In a report, IDC Financial Insights, which assists financial services and technology companies, found that institutions using RPA are able to reduce turnaround time to complete a process by between 50 and 90 percent.
Michael Araneta, associate vice president of IDC Financial Insights for APAC, said in a statement that many other financial services institutions are at the pilot stage. “We expect continued growth in the next two to three years as more institutions appreciate the overall quick-to-realize benefits, more user cases are presented in the market, and better and advanced product propositions are made available by RPA vendors,” he added.
IDC recently published its report, “Robotic Process Automation in Asia/Pacific Financial Services: Key Learnings from 10 Early Adopters,” which highlights the success that several financial institutions in APAC excluding Japan have had in adopting RPA initiatives.
It also covers the early assessment of the benefits and drawbacks of RPA that banking and financial services institutions need to consider before deploying RPA.
The 10 financial services institutions included in the report are ANZ Bank, DBS Bank, OCBC Bank, UOB, ICICI Bank, ICICI Lombard, Prudential Life Assurance, CIMB Bank, Axis Bank and one of the top four Thai banks.
Based on IDC research, institutions can recover their initial RPA investment in 10 months to two years.
Sneha Kapoor, senior research manager at IDC Asia Pacific, tells WatersTechnology that RPA, especially in the first stages, is best deployed in business processes that are standardized, rules-based and high-volume, and could be used for proofs-of-concepts.
“In the short term, the focus should be on delivering efficiency and accuracy in operations rather than on creating and customizing products. Trying to automate anything and everything initially can lead to failed developments,” she says.
One of the primary limitations of RPA is the failure to identify relevant processes to automate. Only a few processes can be automated in their present state—most have to be redesigned to make them suitable for automation.
Also, network and server latency can become critical bottlenecks for institutions building a virtual workforce.
Another point to note is that with automation, institutions run the risk of losing the knowledge required to perform a process or task.
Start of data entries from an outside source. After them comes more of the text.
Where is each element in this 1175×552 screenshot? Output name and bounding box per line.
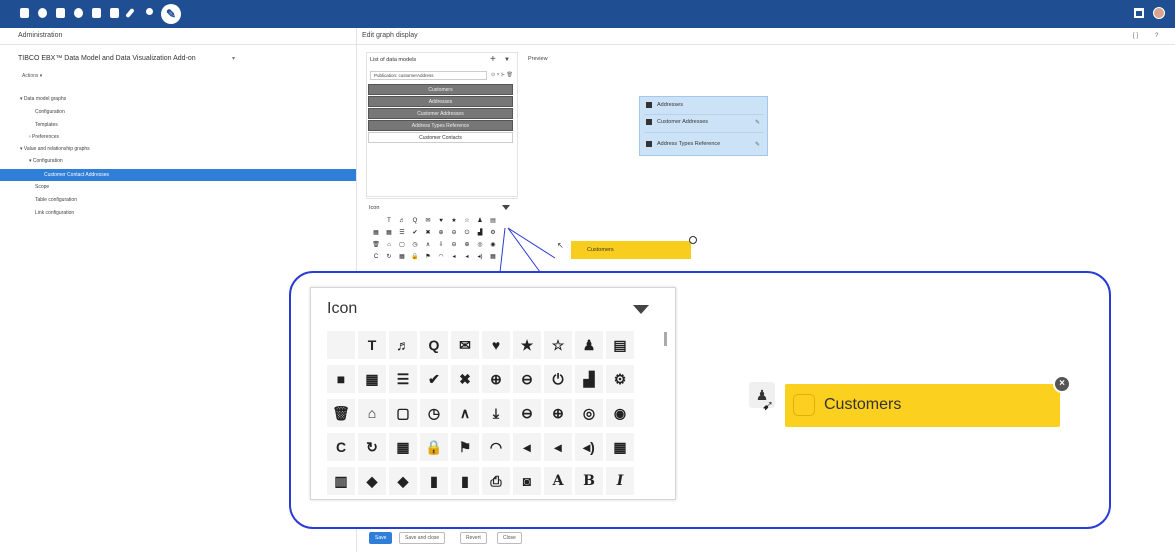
icon-option[interactable]: ▟ [575,365,603,393]
icon-option[interactable]: ☆ [544,331,572,359]
icon-option[interactable]: C [327,433,355,461]
icon-option[interactable]: ✔ [420,365,448,393]
cursor-icon: ➹ [762,397,774,413]
icon-option[interactable]: ▮ [420,467,448,495]
icon-option[interactable]: ✉ [451,331,479,359]
icon-option[interactable]: ▮ [451,467,479,495]
icon-option[interactable]: ◆ [358,467,386,495]
icon-option[interactable]: ∧ [451,399,479,427]
icon-option[interactable]: ☰ [389,365,417,393]
save-button[interactable]: Save [369,532,393,544]
icon-option[interactable]: ◂ [544,433,572,461]
icon-option[interactable]: ♟ [575,331,603,359]
icon-option[interactable]: 🗑 [327,399,355,427]
icon-option[interactable]: ⊕ [544,399,572,427]
icon-option[interactable]: ⏻ [544,365,572,393]
icon-option[interactable]: ◉ [606,399,634,427]
icon-option[interactable]: ⊖ [513,399,541,427]
scrollbar[interactable] [664,332,667,346]
icon-panel-zoomed: Icon T ♬ Q ✉ ♥ ★ ☆ ♟ ▤ ■ ▦ ☰ ✔ ✖ ⊕ ⊖ ⏻ ▟ ⚙ 🗑 ⌂ ▢ ◷ ∧ ⤓ ⊖ ⊕ ◎ ◉ C ↻ ▦ 🔒 ⚑ ◠… [310,287,676,500]
close-button[interactable]: Close [497,532,522,544]
icon-option[interactable]: ⤓ [482,399,510,427]
icon-option[interactable]: ⚑ [451,433,479,461]
icon-option[interactable]: I [606,467,634,495]
customers-node-label: Customers [824,396,902,413]
icon-option[interactable]: ▢ [389,399,417,427]
icon-option[interactable]: ✖ [451,365,479,393]
icon-option[interactable]: ↻ [358,433,386,461]
icon-option[interactable]: ⊖ [513,365,541,393]
icon-option[interactable]: ▥ [327,467,355,495]
icon-option[interactable] [327,331,355,359]
icon-option[interactable]: ⌂ [358,399,386,427]
icon-option[interactable]: Q [420,331,448,359]
icon-option[interactable]: ⊕ [482,365,510,393]
revert-button[interactable]: Revert [460,532,487,544]
icon-option[interactable]: ♬ [389,331,417,359]
icon-option[interactable]: ⚙ [606,365,634,393]
icon-option[interactable]: ★ [513,331,541,359]
icon-option[interactable]: ◂) [575,433,603,461]
close-icon[interactable]: × [1053,375,1071,393]
icon-option[interactable]: ▦ [606,433,634,461]
icon-grid-zoomed: T ♬ Q ✉ ♥ ★ ☆ ♟ ▤ ■ ▦ ☰ ✔ ✖ ⊕ ⊖ ⏻ ▟ ⚙ 🗑 ⌂ ▢ ◷ ∧ ⤓ ⊖ ⊕ ◎ ◉ C ↻ ▦ 🔒 ⚑ ◠ ◂ ◂ ◂) ▦… [327,331,634,495]
icon-option[interactable]: ◆ [389,467,417,495]
icon-option[interactable]: ◎ [575,399,603,427]
icon-option[interactable]: ⎙ [482,467,510,495]
icon-option[interactable]: ◙ [513,467,541,495]
icon-option[interactable]: ◠ [482,433,510,461]
save-and-close-button[interactable]: Save and close [399,532,446,544]
icon-option[interactable]: ♥ [482,331,510,359]
icon-option[interactable]: B [575,467,603,495]
icon-option[interactable]: ◷ [420,399,448,427]
icon-option[interactable]: T [358,331,386,359]
icon-panel-title: Icon [327,300,358,317]
icon-option[interactable]: ▤ [606,331,634,359]
icon-placeholder[interactable] [793,394,815,416]
icon-option[interactable]: ▦ [358,365,386,393]
icon-option[interactable]: 🔒 [420,433,448,461]
icon-option[interactable]: ■ [327,365,355,393]
icon-option[interactable]: ◂ [513,433,541,461]
icon-option[interactable]: A [544,467,572,495]
collapse-triangle-icon[interactable] [633,305,649,314]
icon-option[interactable]: ▦ [389,433,417,461]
This is particularly true in the case of unplanned events, where manual intervention might be required for business continuity, Kapoor adds.
IDC Financial Insights identified that some of the processes financial institutions in APAC are automating include account management, finance and human resources, transactions, loans, performance reporting and insurance. “Of late, we have seen investments in automating processes like loan processing, mortgage processing, and financial reporting. For instance, it is mostly in policy administration and servicing and claim payment processing,” Kapoor says.
In terms of cognitive RPA, she says this can be in the form of robo-advisors, chatbots, robo claims handlers, and virtual insurance agents that are self-learning and self-adapting, offering intelligent assistance and advisory services.
Using cognitive RPA, financial services institutions can improve the onboarding experience across various channels. It can also speed up the decision-making process, she adds.